(Leo Almeida)
Há alguns minutos conversam nada discretamente. Riem alto, 
falam alto. Contei, lá se foram dois cigarros bem tragados e, depois, 
jogados na calçada. Acabou de acender o terceiro. Que coisa feia! Penso 
com meus eus encalacrados. Refiro-me aos maus modos do mais alto deles, o
 fumante, um sujeito grande, corpanzil bronzeado, muitos pêlos e 
conversa esperta. O mais baixo é calvo, sunga preta, sem camisa, 
sandália de dedo. Presumo que veio da praia, tem areia nas canelas 
brancas. O outro, o fumante de maus hábitos, tem cabelos grisalhos, 
amarrados, num rabo de cavalo prateado. Usa uma pulseira de couro. A 
testa, muito vermelha, avança no território capilar, como terra 
devastada por madeireiros inescrupulosos. Me pego sorrindo com essa 
ideia estapafúrdia do desmatamento capilar do sujeito, que também usa 
uma sunga, vermelha, velhinha, pois um pouco desbotada. Juntos, presumo,
 devem somar bons 120 anos de praia. Muita história pra contar. Muita 
maresia. Enquanto trocava a bateria de meu relógio, num chaveiro na 
esquina da Paula Freitas com Nossa Senhora de Copacabana, fiquei 
observando o papo daqueles dois velhos meninos do Rio. A conversa passou
 do futebol para a política e dessa para o jogo do bicho, que o mais 
baixo deles tinha faturado. Coisa pouca, ele disse, mas dá para umas 
“cervas” no Real Chopp. O outro, que descobri chamar-se Roberto, ou 
Alberto, ou Gilberto, pois o tratavam simplesmente como Beto, tinha uma 
tatuagem no braço esquerdo e era torcedor do Fluminense, denunciava-o a 
camisa tricolor repousando no ombro. Pés descalços. Era cumprimentado 
por grande parte dos transeuntes, razão pela qual deduzi que devia morar
 ali pertinho. Parecia mesmo estar no quintal de casa, tal a 
desenvoltura exibida em plena calçada. Aparentavam ser amigos há 
séculos, mas isso não me dá certeza alguma, pois o carioca, quando 
conversa, passa a boa impressão de te conhecer há séculos. Mas eu 
preferi investir na ideia de que eram realmente amigos de antigos 
carnavais. O mais baixo, no segundo casamento, quatro filhos.
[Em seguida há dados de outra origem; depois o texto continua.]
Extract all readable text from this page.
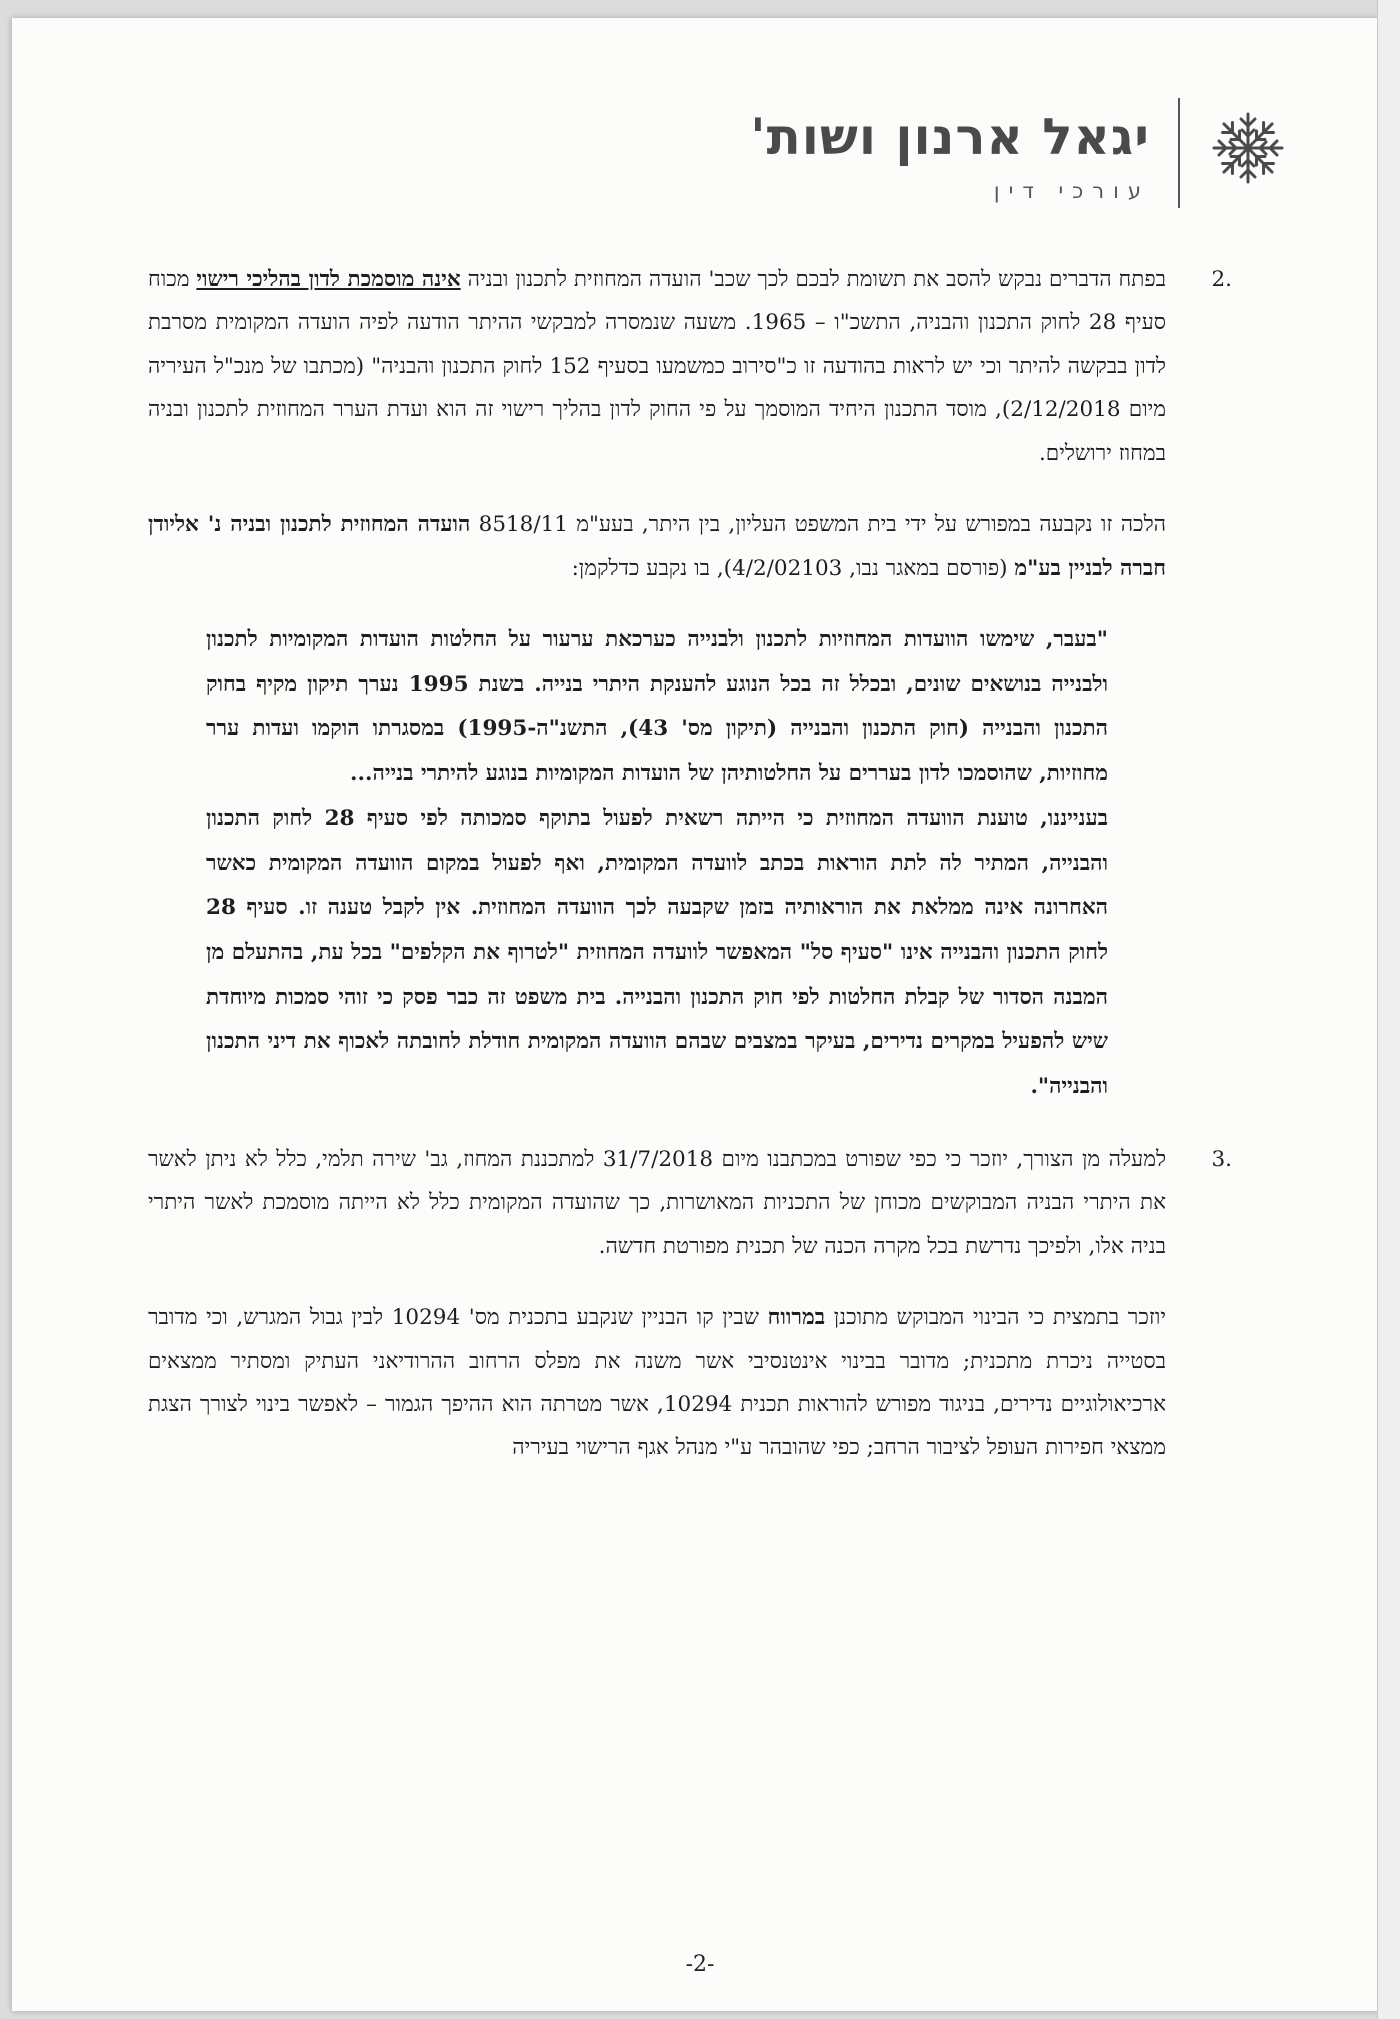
יגאל ארנון ושות'
עורכי דין
2.
בפתח הדברים נבקש להסב את תשומת לבכם לכך שכב' הועדה המחוזית לתכנון ובניה אינה מוסמכת לדון בהליכי רישוי מכוח סעיף 28 לחוק התכנון והבניה, התשכ"ו – 1965. משעה שנמסרה למבקשי ההיתר הודעה לפיה הועדה המקומית מסרבת לדון בבקשה להיתר וכי יש לראות בהודעה זו כ"סירוב כמשמעו בסעיף 152 לחוק התכנון והבניה" (מכתבו של מנכ"ל העיריה מיום 2/12/2018), מוסד התכנון היחיד המוסמך על פי החוק לדון בהליך רישוי זה הוא ועדת הערר המחוזית לתכנון ובניה במחוז ירושלים.
הלכה זו נקבעה במפורש על ידי בית המשפט העליון, בין היתר, בעע"מ 8518/11 הועדה המחוזית לתכנון ובניה נ' אליודן חברה לבניין בע"מ (פורסם במאגר נבו, 4/2/02103), בו נקבע כדלקמן:

"בעבר, שימשו הוועדות המחוזיות לתכנון ולבנייה כערכאת ערעור על החלטות הועדות המקומיות לתכנון ולבנייה בנושאים שונים, ובכלל זה בכל הנוגע להענקת היתרי בנייה. בשנת 1995 נערך תיקון מקיף בחוק התכנון והבנייה (חוק התכנון והבנייה (תיקון מס' 43), התשנ"ה-1995) במסגרתו הוקמו ועדות ערר מחוזיות, שהוסמכו לדון בעררים על החלטותיהן של הועדות המקומיות בנוגע להיתרי בנייה...

בענייננו, טוענת הוועדה המחוזית כי הייתה רשאית לפעול בתוקף סמכותה לפי סעיף 28 לחוק התכנון והבנייה, המתיר לה לתת הוראות בכתב לוועדה המקומית, ואף לפעול במקום הוועדה המקומית כאשר האחרונה אינה ממלאת את הוראותיה בזמן שקבעה לכך הוועדה המחוזית. אין לקבל טענה זו. סעיף 28 לחוק התכנון והבנייה אינו "סעיף סל" המאפשר לוועדה המחוזית "לטרוף את הקלפים" בכל עת, בהתעלם מן המבנה הסדור של קבלת החלטות לפי חוק התכנון והבנייה. בית משפט זה כבר פסק כי זוהי סמכות מיוחדת שיש להפעיל במקרים נדירים, בעיקר במצבים שבהם הוועדה המקומית חודלת לחובתה לאכוף את דיני התכנון והבנייה".

3.
למעלה מן הצורך, יוזכר כי כפי שפורט במכתבנו מיום 31/7/2018 למתכננת המחוז, גב' שירה תלמי, כלל לא ניתן לאשר את היתרי הבניה המבוקשים מכוחן של התכניות המאושרות, כך שהועדה המקומית כלל לא הייתה מוסמכת לאשר היתרי בניה אלו, ולפיכך נדרשת בכל מקרה הכנה של תכנית מפורטת חדשה.
יוזכר בתמצית כי הבינוי המבוקש מתוכנן במרווח שבין קו הבניין שנקבע בתכנית מס' 10294 לבין גבול המגרש, וכי מדובר בסטייה ניכרת מתכנית; מדובר בבינוי אינטנסיבי אשר משנה את מפלס הרחוב ההרודיאני העתיק ומסתיר ממצאים ארכיאולוגיים נדירים, בניגוד מפורש להוראות תכנית 10294, אשר מטרתה הוא ההיפך הגמור – לאפשר בינוי לצורך הצגת ממצאי חפירות העופל לציבור הרחב; כפי שהובהר ע"י מנהל אגף הרישוי בעיריה
-2-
O 
cabeludo, 4 casamentos e várias aventuras que lhe renderam filhos 
espalhados pela Penha, Campo Grande e Niterói, mora com a mãe e um 
cachorro viralata, batizado Lennon. Aposentou-se recentemente e 
complementa os seus parcos rendimentos com a pensão que a mãe recebe 
como viúva de militar. Combinam um vôlei no Posto 3 “qualquer hora 
dessas” e sabem que não vão mesmo jogar essa partida, em hora alguma. 
Despedem-se com um abraço meio sem jeito, cheio de areia e suor e, tenho
 toda certeza, saudade sincera dos meninos que um dia foram.